Model | WageningenUR

Model Overview

Models are essential tools for hypothesis testing, data interpretation, and gaining insights into various biological processes. In order to demonstrate the complex behavior of our engineered strain of Pseudomonas fluorescens in the soil and its interactions with plants, we built three models. The agent-based models and the genetic circuit model using ordinary differential equations (ODE) were made to deeply explore the growth and metabolism of our engineered P. fluorescens at both population and cell levels. A machine learning model was developed to predict plant responses to weather changes to assure a more precise application of our product.

Why Agent-Based Models?

Predicting how genetically engineered P. fluorescens behaves in soil is complicated due to intricate microbial interactions and fluctuating environments. This is not an easy problem to solve for deterministic models, as the actions of a single bacteria/colony might lead to unknown collective behaviors. With several simple rules for bacteria to follow, agent-based models can explore complex biological systems on multiple levels [1], including entity behaviors, microbial interactions and environmental effects (Figure 1).

Figure 1. General scheme of agent-based modelling. Inputs from internal or external factors and stochastic choices made by agents eventually form the outputs of the model.

Aim of the Model

To predict more precisely the behaviors of our genetically engineered P. fluorescens in the soil, we have built two sub-models: a Microbial Community model to simulate how our bacteria move and colonise on the root; and a Cell Level model to explore how the protein secretion system would work in cells with genetic circuits. Addtionally, we intertwined two sub-models to explore cell-level effects on antiflorigen protein secretion across populations, in pursuit of the ideal product application. Eventually, we are trying to give suggestions for both experimental design and product development. Here, we are using NetLogo [2] as an agent-based modeling platform to build our model and conduct simulations; this also allows us to even track the spatial movements of the entities during the simulations.

What We Learned?

From our agent-based models, we got new insights into the behaviours of our bacteria in the soil. This helps us in both experiments and product development. Moreover, we also integrated the results of our agent-based models to the Applied Design, giving suggestions for the product design and precisely application methods. Furthermore, through the analysis of large amounts of data from the agent-based models, we successfully captured a series of real-life biological patterns. This proves that agent-based modelling frameworks can be potentially powerful tools for the complex biological systems.

Microbial Community Model

In the Microbial Community model, we explore the bacteria behaviours at population level in the soil. The agents in this sub-model are natural P. fluorescens and our modified P. fluorescens. Those agents will follow several simple rules (see below) to act in a 20 x 20 cm closed field in the soil. The output of this sub-model is colonisation efficiency of our modified P. fluorescens on roots (i.e., the percentage of population of our bacteria on the root).

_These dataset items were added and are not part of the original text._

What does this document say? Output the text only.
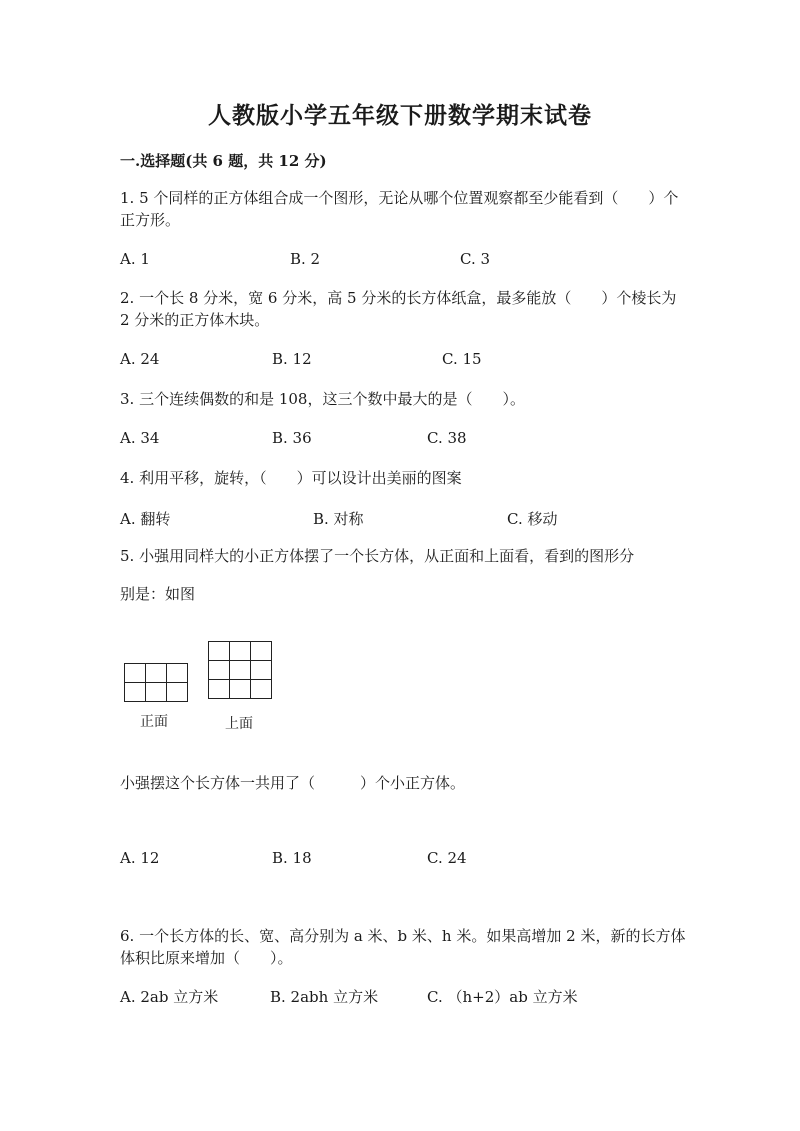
人教版小学五年级下册数学期末试卷
一.选择题(共 6 题，共 12 分)
1. 5 个同样的正方体组合成一个图形，无论从哪个位置观察都至少能看到（　　）个正方形。
A. 1	B. 2	C. 3
2. 一个长 8 分米，宽 6 分米，高 5 分米的长方体纸盒，最多能放（　　）个棱长为 2 分米的正方体木块。
A. 24	B. 12	C. 15
3. 三个连续偶数的和是 108，这三个数中最大的是（　　）。
A. 34	B. 36	C. 38
4. 利用平移，旋转，（　　）可以设计出美丽的图案
A. 翻转	B. 对称	C. 移动
5. 小强用同样大的小正方体摆了一个长方体，从正面和上面看，看到的图形分
别是：如图

正面

			上面
小强摆这个长方体一共用了（　　　）个小正方体。
A. 12	B. 18	C. 24
6. 一个长方体的长、宽、高分别为 a 米、b 米、h 米。如果高增加 2 米，新的长方体体积比原来增加（　　）。
A. 2ab 立方米	B. 2abh 立方米	C. （h+2）ab 立方米
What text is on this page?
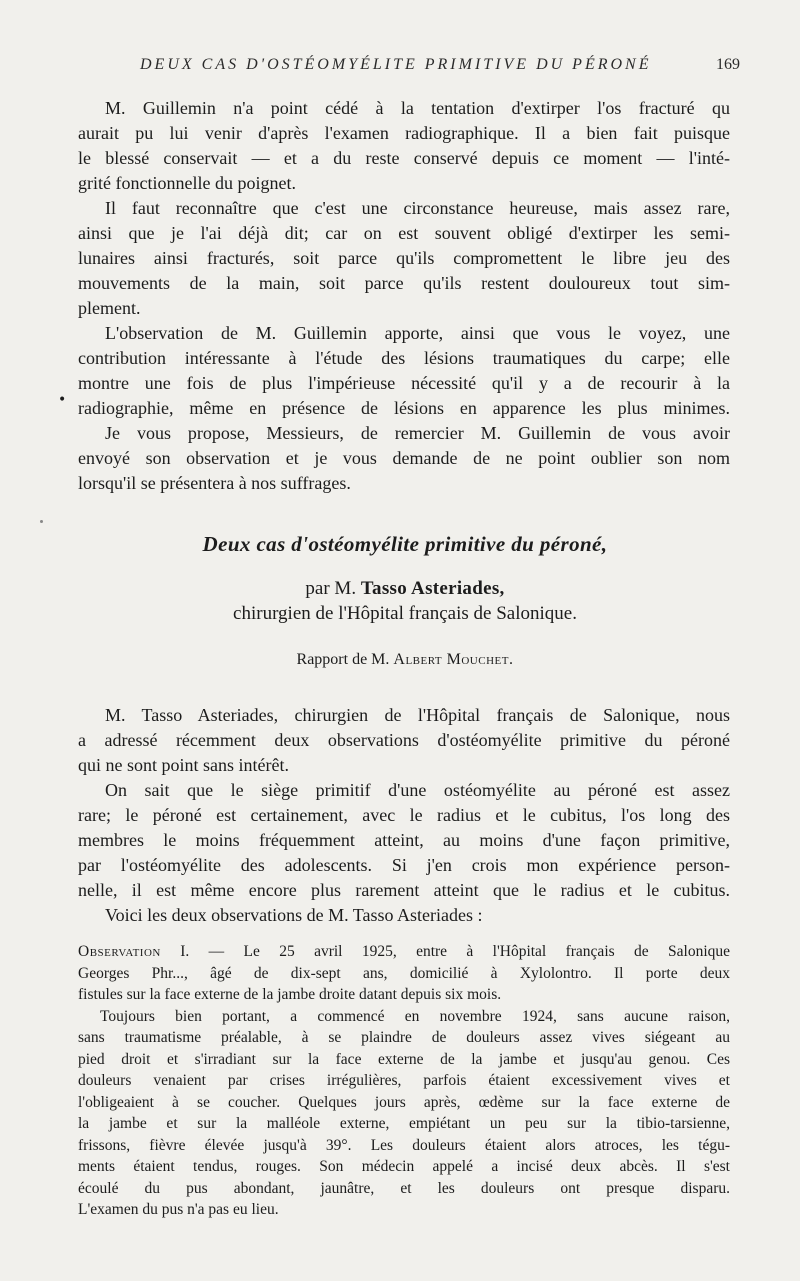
DEUX CAS D'OSTÉOMYÉLITE PRIMITIVE DU PÉRONÉ	169
M. Guillemin n'a point cédé à la tentation d'extirper l'os fracturé qu
aurait pu lui venir d'après l'examen radiographique. Il a bien fait puisque
le blessé conservait — et a du reste conservé depuis ce moment — l'inté-
grité fonctionnelle du poignet.
Il faut reconnaître que c'est une circonstance heureuse, mais assez rare,
ainsi que je l'ai déjà dit; car on est souvent obligé d'extirper les semi-
lunaires ainsi fracturés, soit parce qu'ils compromettent le libre jeu des
mouvements de la main, soit parce qu'ils restent douloureux tout sim-
plement.
L'observation de M. Guillemin apporte, ainsi que vous le voyez, une
contribution intéressante à l'étude des lésions traumatiques du carpe; elle
montre une fois de plus l'impérieuse nécessité qu'il y a de recourir à la
radiographie, même en présence de lésions en apparence les plus minimes.
Je vous propose, Messieurs, de remercier M. Guillemin de vous avoir
envoyé son observation et je vous demande de ne point oublier son nom
lorsqu'il se présentera à nos suffrages.
•
Deux cas d'ostéomyélite primitive du péroné,
par M. Tasso Asteriades,
chirurgien de l'Hôpital français de Salonique.
Rapport de M. Albert Mouchet.
M. Tasso Asteriades, chirurgien de l'Hôpital français de Salonique, nous
a adressé récemment deux observations d'ostéomyélite primitive du péroné
qui ne sont point sans intérêt.
On sait que le siège primitif d'une ostéomyélite au péroné est assez
rare; le péroné est certainement, avec le radius et le cubitus, l'os long des
membres le moins fréquemment atteint, au moins d'une façon primitive,
par l'ostéomyélite des adolescents. Si j'en crois mon expérience person-
nelle, il est même encore plus rarement atteint que le radius et le cubitus.
Voici les deux observations de M. Tasso Asteriades :
Observation I. — Le 25 avril 1925, entre à l'Hôpital français de Salonique
Georges Phr..., âgé de dix-sept ans, domicilié à Xylolontro. Il porte deux
fistules sur la face externe de la jambe droite datant depuis six mois.
Toujours bien portant, a commencé en novembre 1924, sans aucune raison,
sans traumatisme préalable, à se plaindre de douleurs assez vives siégeant au
pied droit et s'irradiant sur la face externe de la jambe et jusqu'au genou. Ces
douleurs venaient par crises irrégulières, parfois étaient excessivement vives et
l'obligeaient à se coucher. Quelques jours après, œdème sur la face externe de
la jambe et sur la malléole externe, empiétant un peu sur la tibio-tarsienne,
frissons, fièvre élevée jusqu'à 39°. Les douleurs étaient alors atroces, les tégu-
ments étaient tendus, rouges. Son médecin appelé a incisé deux abcès. Il s'est
écoulé du pus abondant, jaunâtre, et les douleurs ont presque disparu.
L'examen du pus n'a pas eu lieu.
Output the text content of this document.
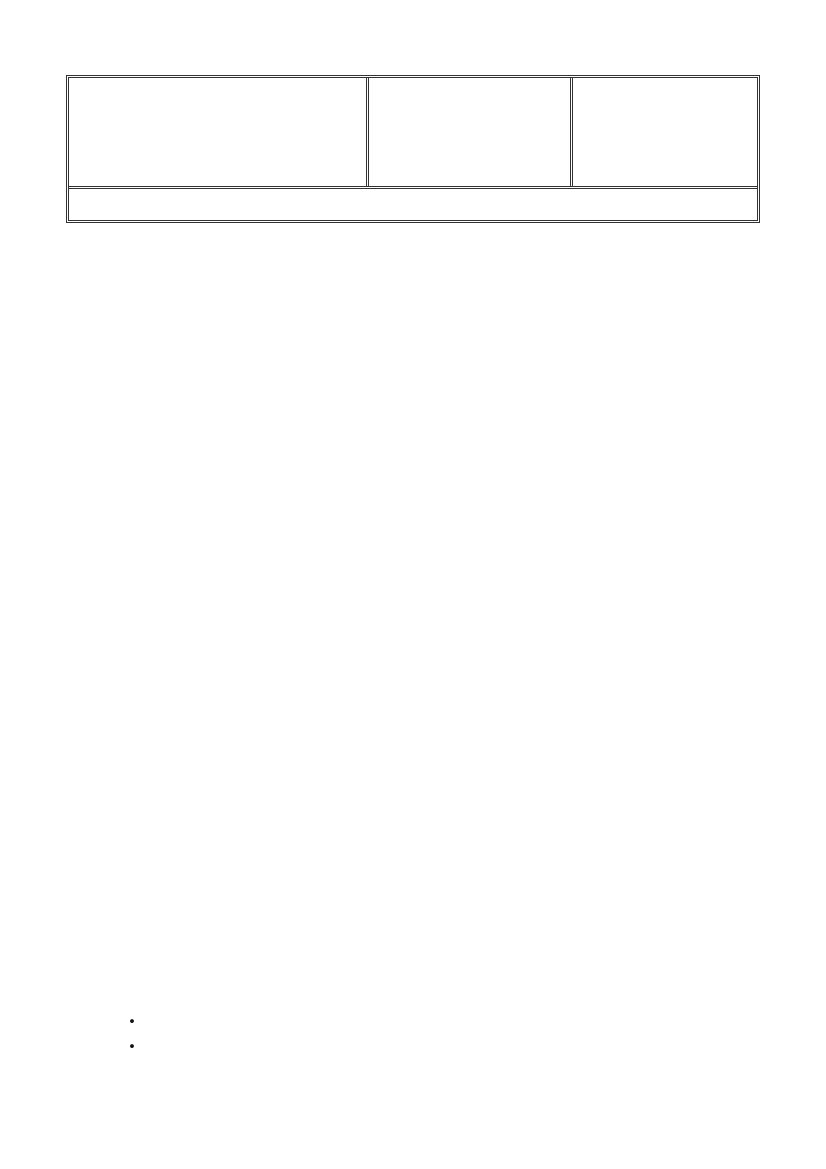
•
•
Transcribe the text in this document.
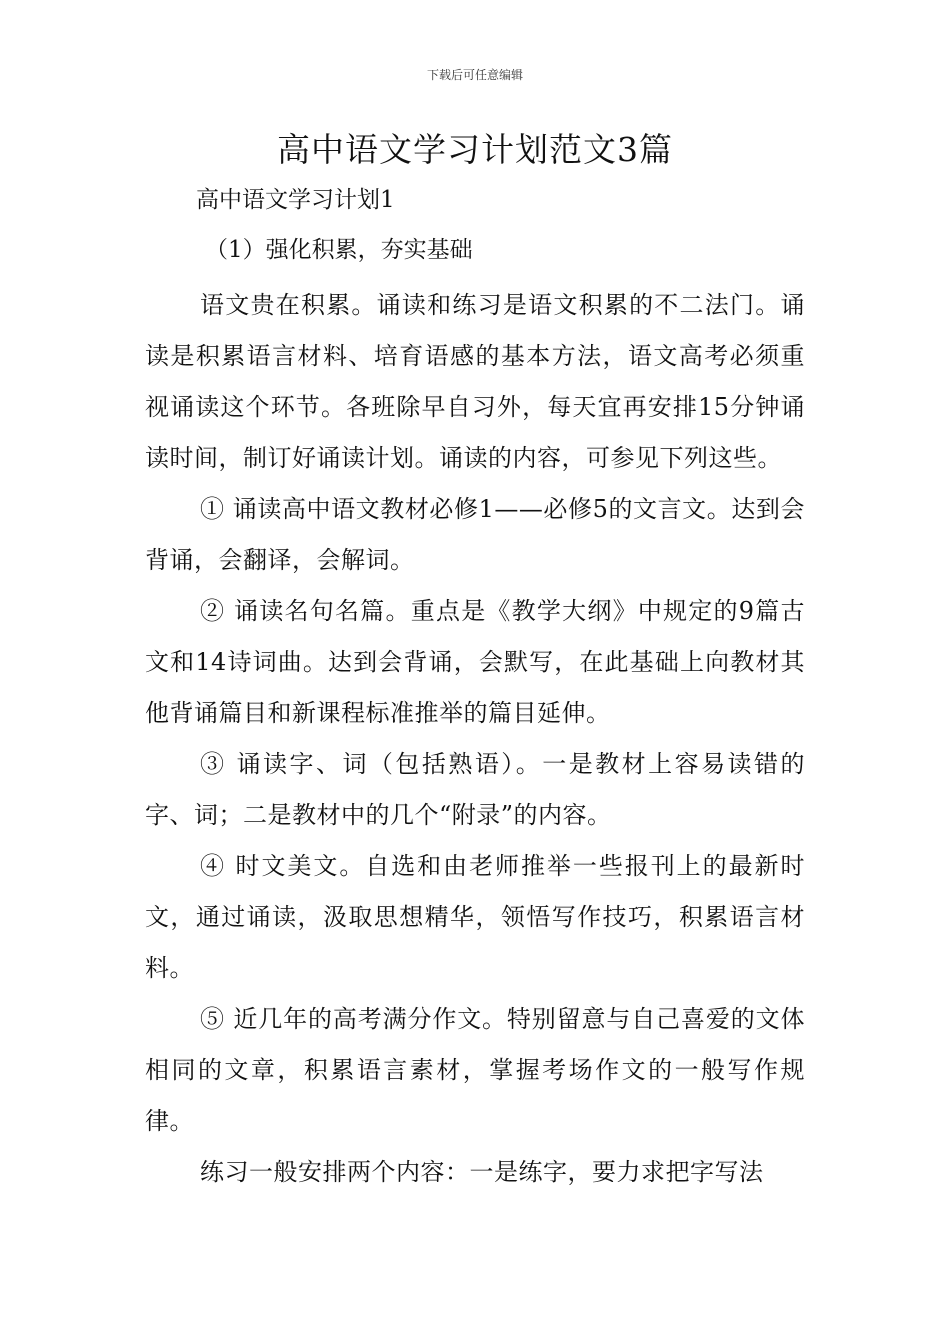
下载后可任意编辑
高中语文学习计划范文3篇
高中语文学习计划1
（1）强化积累，夯实基础

语文贵在积累。诵读和练习是语文积累的不二法门。诵读是积累语言材料、培育语感的基本方法，语文高考必须重视诵读这个环节。各班除早自习外，每天宜再安排15分钟诵读时间，制订好诵读计划。诵读的内容，可参见下列这些。

① 诵读高中语文教材必修1——必修5的文言文。达到会背诵，会翻译，会解词。

② 诵读名句名篇。重点是《教学大纲》中规定的9篇古文和14诗词曲。达到会背诵，会默写，在此基础上向教材其他背诵篇目和新课程标准推举的篇目延伸。

③ 诵读字、词（包括熟语）。一是教材上容易读错的字、词；二是教材中的几个“附录”的内容。

④ 时文美文。自选和由老师推举一些报刊上的最新时文，通过诵读，汲取思想精华，领悟写作技巧，积累语言材料。

⑤ 近几年的高考满分作文。特别留意与自己喜爱的文体相同的文章，积累语言素材，掌握考场作文的一般写作规律。

练习一般安排两个内容：一是练字，要力求把字写法
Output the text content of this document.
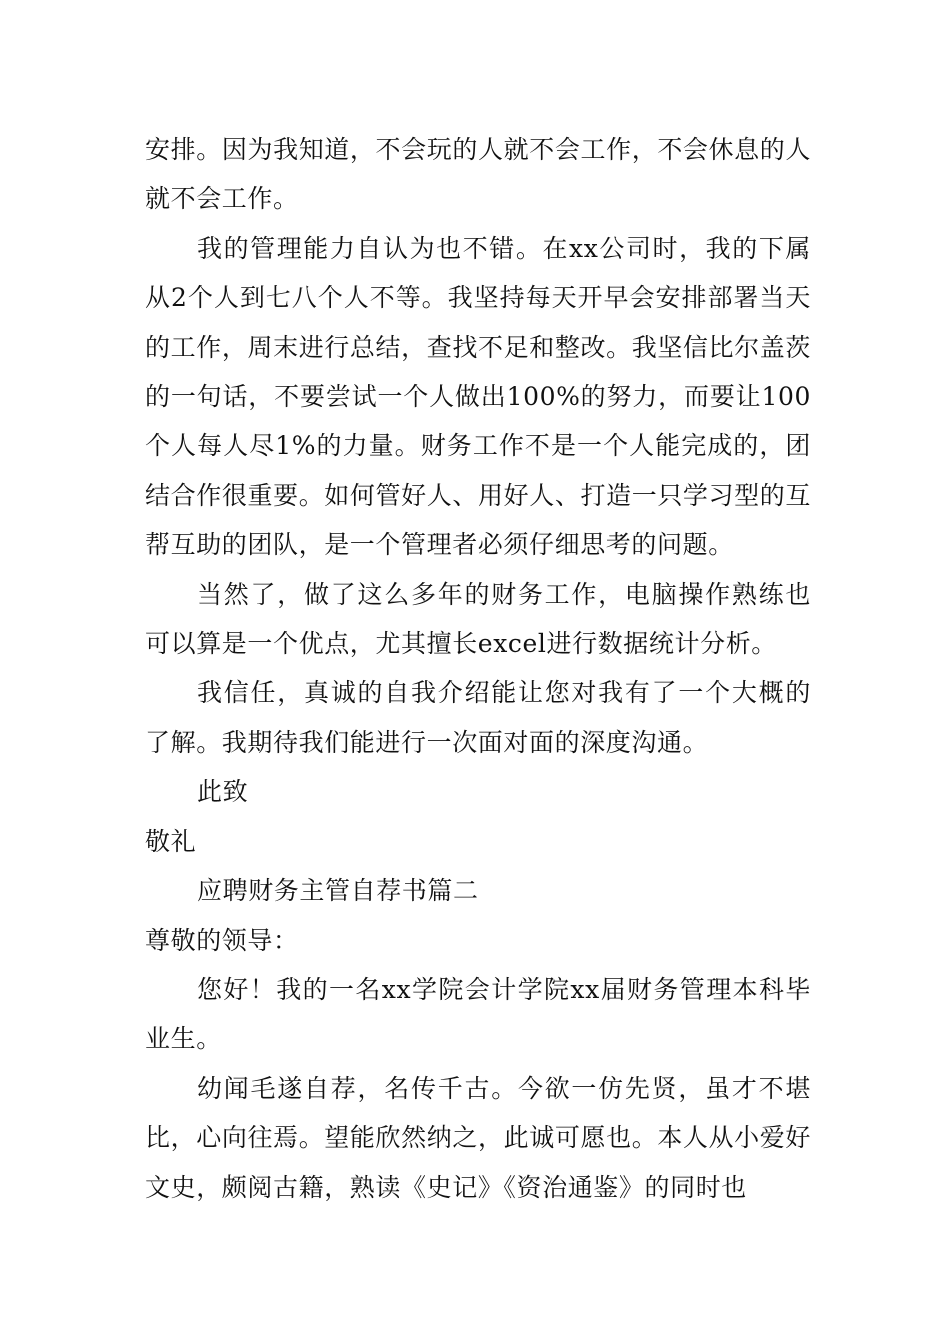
安排。因为我知道，不会玩的人就不会工作，不会休息的人就不会工作。

我的管理能力自认为也不错。在xx公司时，我的下属从2个人到七八个人不等。我坚持每天开早会安排部署当天的工作，周末进行总结，查找不足和整改。我坚信比尔盖茨的一句话，不要尝试一个人做出100%的努力，而要让100个人每人尽1%的力量。财务工作不是一个人能完成的，团结合作很重要。如何管好人、用好人、打造一只学习型的互帮互助的团队，是一个管理者必须仔细思考的问题。

当然了，做了这么多年的财务工作，电脑操作熟练也可以算是一个优点，尤其擅长excel进行数据统计分析。

我信任，真诚的自我介绍能让您对我有了一个大概的了解。我期待我们能进行一次面对面的深度沟通。

此致

敬礼

应聘财务主管自荐书篇二

尊敬的领导：

您好！我的一名xx学院会计学院xx届财务管理本科毕业生。

幼闻毛遂自荐，名传千古。今欲一仿先贤，虽才不堪比，心向往焉。望能欣然纳之，此诚可愿也。本人从小爱好文史，颇阅古籍，熟读《史记》《资治通鉴》的同时也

Rules and kinetic models for Microbial Community model

Rules:

1. The soil contains a carbon source [3,4], which can be used by bacteria in the soil by the Monod equation.

2. The bacteria slowly move with water and are attracted by root exudates [5], where the root exudates have a horizontal concentration gradient from the root region to the proximate soil field [6].

3. The changing of water content of the soil will change the death rate of bacteria in the soil [7,8].

4. An attachment region (gray color) will be set for bacteria to determine whether they can colonise on the root or not, based on whether the root surface is fully occupied or not.

5. When the colonies of natural P. fluorescens and modified P. fluorescens meet close enough, they will start to compete through type VI secretion systems [9].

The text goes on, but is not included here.